A diretora Joanna Hogg continua seu exercício em autoficção em “The Souvenir Parte II”, sequência do premiado sucesso de 2019. O filme, que estreou em Cannes e foi exibido no Festival de Londres deste ano, começa exatamente no mesmo ponto em que seu predecessor termina, mas representa uma surpreendente (e bem-vinda) mudança de tom e se sustenta muito bem sozinho. Ele pode não justificar a existência de sua primeira parte , mas tem humor e metalinguagem de sobra para justificar a própria.
Aos leitores que não viram a primeira parte, este é um excelente momento para conferir outra crítica pois esta aqui contém SPOILERS do filme anterior.
A trama do longa encontra a estudante de cinema Julie (Honor Swinton Byrne) no fundo do poço depois da overdose e morte de seu ex-namorado Anthony (Tom Burke). O acontecimento altera a perspectiva sobre si mesma e sobre a sua arte – e ela resolve gravar um filme sobre o seu romance como projeto de conclusão de curso.
A DOR TRANSFORMADA EM ARTE
Debatendo sobre o filme, Hogg disse que os dois filmes foram desenvolvidos como um só desde a gênese. É curioso, no entanto, que o grosso dos eventos impactantes sejam reservados para a segunda parte e que grande parte da narrativa que é relevante aqui seja mencionada novamente em diálogos ou apareça na forma de flashbacks. Essas decisões não só tornam a segunda parte autocontida, como também inadvertidamente tornam a primeira dispensável.
O grande problema de “The Souvenir” era o fato de que o drama em seu cerne – o relacionamento tóxico entre Julie e Anthony – era irremediavelmente comum e sem grandes surpresas.

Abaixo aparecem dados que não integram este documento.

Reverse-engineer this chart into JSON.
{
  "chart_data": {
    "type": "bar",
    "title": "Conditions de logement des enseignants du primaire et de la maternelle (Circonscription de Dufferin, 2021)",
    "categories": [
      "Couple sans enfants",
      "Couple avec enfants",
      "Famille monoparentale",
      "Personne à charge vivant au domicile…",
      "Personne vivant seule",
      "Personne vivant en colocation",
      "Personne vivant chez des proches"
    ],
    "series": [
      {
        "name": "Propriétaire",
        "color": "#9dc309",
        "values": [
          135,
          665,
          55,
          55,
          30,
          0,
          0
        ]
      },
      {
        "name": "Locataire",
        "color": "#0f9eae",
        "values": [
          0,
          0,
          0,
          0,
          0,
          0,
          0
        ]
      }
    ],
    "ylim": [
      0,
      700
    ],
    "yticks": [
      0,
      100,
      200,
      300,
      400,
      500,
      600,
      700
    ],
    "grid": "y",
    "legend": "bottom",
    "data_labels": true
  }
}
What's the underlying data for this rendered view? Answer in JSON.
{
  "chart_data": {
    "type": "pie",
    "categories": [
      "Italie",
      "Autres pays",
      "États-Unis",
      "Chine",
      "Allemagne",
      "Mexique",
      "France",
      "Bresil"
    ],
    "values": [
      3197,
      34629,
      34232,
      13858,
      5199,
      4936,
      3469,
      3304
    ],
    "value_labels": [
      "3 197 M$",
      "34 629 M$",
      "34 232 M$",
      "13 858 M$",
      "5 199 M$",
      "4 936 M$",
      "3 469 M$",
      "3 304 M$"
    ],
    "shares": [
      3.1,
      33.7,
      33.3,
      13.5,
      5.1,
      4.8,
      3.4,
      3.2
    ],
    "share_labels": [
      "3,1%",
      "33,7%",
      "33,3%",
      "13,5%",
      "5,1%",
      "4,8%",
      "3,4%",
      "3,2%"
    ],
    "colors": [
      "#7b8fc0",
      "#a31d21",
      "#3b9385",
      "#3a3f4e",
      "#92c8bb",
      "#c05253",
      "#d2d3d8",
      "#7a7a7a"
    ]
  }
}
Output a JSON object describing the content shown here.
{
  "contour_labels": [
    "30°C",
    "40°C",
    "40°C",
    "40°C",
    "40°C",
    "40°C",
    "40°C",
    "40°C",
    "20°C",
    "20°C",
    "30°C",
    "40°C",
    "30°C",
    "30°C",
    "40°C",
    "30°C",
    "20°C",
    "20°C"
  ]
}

Em “Parte II”, o interesse de Hogg muda e passa a ser o processo de transformar esta dor e perda em obra de arte. Isso dá ao filme um frescor que o torna muito mais envolvente do que seu predecessor.
Essa mudança vem operada através de um tom muito leve e bem-humorado – milhas distante da austeridade trágica do filme anterior. Para além dos mesmos personagens e de uma história que permeia as duas produções, as partes não poderiam ser mais distantes.
SIM, UMA SEQUÊNCIA MELHOR QUE O ORIGINAL
As tentativas de novas aventuras amorosas de Julie rendem momentos divertidos, que lembram ao público que ela não está tentando se achar somente na cadeira de diretora, mas também em todo o resto. Além disso, a expansão dos papéis de seus pais (interpretados pela mãe da atriz na vida real, a grande Tilda Swinton, e o ator não-profissional James Spencer Ashworth) lhes dá amplo material cômico e é irresistível vê-los em ação.
De certa forma, o ato de alterar uma obra no meio do percurso espelha a decisão de Julie de enxergar – e projetar – sua vida sob uma nova luz. Baseando-se em suas experiências da época da faculdade, Hogg reconfigura um projeto anterior dando-lhe mais profundidade e nuances. Ela também entrega um filme merecedor de entrar na seletíssima lista de sequências melhores que o original.